The Private Rented Sector Code of Practice
Here at Robert Oulsnam and Company we are members of various schemes and institutions – the National Association of Estate Agents (NAEA), the Royal Institute of Chartered Surveyors (RICS), the Association of Rental Letting Agents (ARLA), and the Surveyors Ombudsman Service. These schemes require that estate and letting agents meet certain quality standards before they can become members – so that members of the public looking for help in finding or selling a property can rest assured of the quality of service they will receive.
Not all landlords and agents are willing to join such schemes, and many provide a poor quality service to their tenants. A new set of measures introduced by the Housing Minister Brandon Lewis in September is designed to provide a fairer deal for tenants and aid landlords whilst establishing measures for the settlement of disputes between tenant and landlord.
The measures were developed by 17 industry bodies, including ARLA, NAEA, and the RICS. Research carried out by ARLA into the private rented sector showed that 22 per cent of all tenants had entered into a contract even though they held concerns over their landlord or letting agent. These worries included issues over payments, agents being ignorant about the property, failing to turn up to appointments, and seeming pushy.
Once clients had moved into a property 55 per cent experienced at least one problem, of which a third involved waiting for maintenance issues to be resolved. On average the research showed that tenants had had to wait 36 days to have the problem sorted out – one in seven tenants never had the problem fixed despite making a report of the fault. Of those tenants surveyed two-thirds did not check whether the letting agent or landlord was licensed or part of an officially accredited scheme – over half replied that it did not enter their mind to check.

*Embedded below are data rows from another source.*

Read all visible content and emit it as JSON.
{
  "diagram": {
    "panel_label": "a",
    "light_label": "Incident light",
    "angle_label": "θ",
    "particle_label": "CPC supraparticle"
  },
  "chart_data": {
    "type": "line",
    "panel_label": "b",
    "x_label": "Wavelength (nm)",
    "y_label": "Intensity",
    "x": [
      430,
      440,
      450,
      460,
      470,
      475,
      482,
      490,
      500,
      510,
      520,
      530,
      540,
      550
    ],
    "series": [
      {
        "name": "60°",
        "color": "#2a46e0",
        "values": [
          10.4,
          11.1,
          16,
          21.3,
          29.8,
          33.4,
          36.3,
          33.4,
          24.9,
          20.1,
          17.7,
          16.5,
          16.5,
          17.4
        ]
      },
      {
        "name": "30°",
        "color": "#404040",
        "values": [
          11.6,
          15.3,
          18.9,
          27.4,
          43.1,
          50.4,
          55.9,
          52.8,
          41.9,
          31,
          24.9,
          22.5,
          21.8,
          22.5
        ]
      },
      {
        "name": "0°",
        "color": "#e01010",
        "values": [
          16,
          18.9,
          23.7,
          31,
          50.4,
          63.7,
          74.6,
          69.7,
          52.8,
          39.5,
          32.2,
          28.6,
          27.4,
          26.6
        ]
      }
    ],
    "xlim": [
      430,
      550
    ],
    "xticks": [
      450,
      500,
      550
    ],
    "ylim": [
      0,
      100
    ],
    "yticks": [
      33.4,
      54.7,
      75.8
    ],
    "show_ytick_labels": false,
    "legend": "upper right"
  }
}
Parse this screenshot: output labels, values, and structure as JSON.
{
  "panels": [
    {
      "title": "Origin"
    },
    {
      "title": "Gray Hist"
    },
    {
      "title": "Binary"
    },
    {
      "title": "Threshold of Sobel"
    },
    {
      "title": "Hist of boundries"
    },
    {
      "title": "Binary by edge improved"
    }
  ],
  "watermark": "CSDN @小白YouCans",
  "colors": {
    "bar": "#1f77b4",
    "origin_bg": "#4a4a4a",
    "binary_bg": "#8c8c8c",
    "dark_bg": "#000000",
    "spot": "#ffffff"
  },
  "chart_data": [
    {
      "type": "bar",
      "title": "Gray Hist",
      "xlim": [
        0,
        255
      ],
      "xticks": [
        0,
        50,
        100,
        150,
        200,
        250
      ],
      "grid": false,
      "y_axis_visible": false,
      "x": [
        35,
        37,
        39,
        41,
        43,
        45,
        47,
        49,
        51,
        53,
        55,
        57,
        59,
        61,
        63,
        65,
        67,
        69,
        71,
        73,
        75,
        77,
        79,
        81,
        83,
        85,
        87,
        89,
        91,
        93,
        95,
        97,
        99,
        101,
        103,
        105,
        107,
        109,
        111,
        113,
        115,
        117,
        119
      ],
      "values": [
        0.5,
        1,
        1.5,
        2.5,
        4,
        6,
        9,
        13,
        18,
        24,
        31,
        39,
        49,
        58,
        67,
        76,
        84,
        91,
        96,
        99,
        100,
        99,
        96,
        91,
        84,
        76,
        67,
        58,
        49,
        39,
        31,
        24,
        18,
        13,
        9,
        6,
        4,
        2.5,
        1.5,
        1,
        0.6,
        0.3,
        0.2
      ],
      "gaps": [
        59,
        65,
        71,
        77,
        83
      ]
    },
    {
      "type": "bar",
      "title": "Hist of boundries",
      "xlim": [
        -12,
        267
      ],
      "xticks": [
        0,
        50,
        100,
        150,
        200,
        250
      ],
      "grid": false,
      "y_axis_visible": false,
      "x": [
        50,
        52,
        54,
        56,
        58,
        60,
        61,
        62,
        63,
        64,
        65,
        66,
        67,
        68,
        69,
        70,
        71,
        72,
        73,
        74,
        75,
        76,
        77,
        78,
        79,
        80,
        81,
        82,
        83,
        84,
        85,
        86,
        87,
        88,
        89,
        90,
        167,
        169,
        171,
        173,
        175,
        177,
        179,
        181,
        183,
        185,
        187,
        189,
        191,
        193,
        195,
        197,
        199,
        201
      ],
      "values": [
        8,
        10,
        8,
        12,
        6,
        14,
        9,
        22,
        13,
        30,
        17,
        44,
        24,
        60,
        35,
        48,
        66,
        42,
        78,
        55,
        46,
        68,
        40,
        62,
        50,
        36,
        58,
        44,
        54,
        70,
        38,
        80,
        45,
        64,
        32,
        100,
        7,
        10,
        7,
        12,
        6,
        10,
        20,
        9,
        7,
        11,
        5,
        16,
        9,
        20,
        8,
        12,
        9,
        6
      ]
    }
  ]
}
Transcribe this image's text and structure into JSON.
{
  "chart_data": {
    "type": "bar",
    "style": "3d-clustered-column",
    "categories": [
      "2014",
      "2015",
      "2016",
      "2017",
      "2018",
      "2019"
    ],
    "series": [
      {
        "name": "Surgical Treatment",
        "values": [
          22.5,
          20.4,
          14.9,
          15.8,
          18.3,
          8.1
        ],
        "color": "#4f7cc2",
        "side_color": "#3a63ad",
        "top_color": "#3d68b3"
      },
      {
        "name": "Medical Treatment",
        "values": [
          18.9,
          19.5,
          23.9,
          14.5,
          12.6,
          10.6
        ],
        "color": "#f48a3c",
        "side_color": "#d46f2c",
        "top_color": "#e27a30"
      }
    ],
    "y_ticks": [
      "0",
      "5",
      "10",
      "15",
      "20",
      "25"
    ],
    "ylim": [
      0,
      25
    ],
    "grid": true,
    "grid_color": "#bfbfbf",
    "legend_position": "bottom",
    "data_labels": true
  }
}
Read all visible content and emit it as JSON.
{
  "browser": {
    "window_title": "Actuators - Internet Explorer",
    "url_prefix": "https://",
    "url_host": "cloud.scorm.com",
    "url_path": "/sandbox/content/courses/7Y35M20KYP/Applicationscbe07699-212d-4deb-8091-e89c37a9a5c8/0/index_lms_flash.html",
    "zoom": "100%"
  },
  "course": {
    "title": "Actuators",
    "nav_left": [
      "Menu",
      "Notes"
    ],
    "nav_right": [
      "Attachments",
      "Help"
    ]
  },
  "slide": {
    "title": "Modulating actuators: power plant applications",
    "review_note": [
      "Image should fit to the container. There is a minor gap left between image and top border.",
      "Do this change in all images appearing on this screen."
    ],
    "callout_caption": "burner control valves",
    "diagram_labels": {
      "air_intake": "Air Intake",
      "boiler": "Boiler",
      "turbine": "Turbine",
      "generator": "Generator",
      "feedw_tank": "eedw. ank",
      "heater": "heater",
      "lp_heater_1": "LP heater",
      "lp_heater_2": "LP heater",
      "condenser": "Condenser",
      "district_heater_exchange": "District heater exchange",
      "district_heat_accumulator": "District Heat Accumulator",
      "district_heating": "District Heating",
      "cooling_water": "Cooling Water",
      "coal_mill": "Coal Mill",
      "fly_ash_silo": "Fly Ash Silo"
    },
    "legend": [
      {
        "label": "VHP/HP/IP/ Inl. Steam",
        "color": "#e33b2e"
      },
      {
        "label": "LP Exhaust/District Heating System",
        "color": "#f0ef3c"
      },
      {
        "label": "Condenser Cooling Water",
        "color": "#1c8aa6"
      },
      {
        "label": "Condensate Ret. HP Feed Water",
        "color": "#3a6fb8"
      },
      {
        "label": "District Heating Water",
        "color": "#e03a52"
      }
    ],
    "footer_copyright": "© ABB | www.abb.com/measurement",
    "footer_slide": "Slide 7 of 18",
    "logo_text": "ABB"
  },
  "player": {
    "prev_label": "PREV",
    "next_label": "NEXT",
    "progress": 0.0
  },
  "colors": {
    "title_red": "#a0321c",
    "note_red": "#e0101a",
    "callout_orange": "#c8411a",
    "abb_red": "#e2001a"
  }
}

The government measures are made up of three points. Landlords are now required to be part of one of three approved redress schemes so that in the event of a dispute there is an objective and independent arbitration system to settle the problem. Model tenancy agreements are also to be introduced enabling tenants to agree longer deals – this will also help landlords who will not have to pay to put the property back on the market.
The third measure is the new Code of Practice, a 30-page guide that lays out the legal requirements of tenant and landlord and the mutual responsibilities to one another. It details the required letting procedure, property management and repair and maintenance requirements, renewal schemes, and health and safety and risk assessments.
Together they form what we hope will be one step towards creating a fully-regulated private market sector, where exploitative practices and poor standards amongst agents and landlords can be highlighted and rooted out.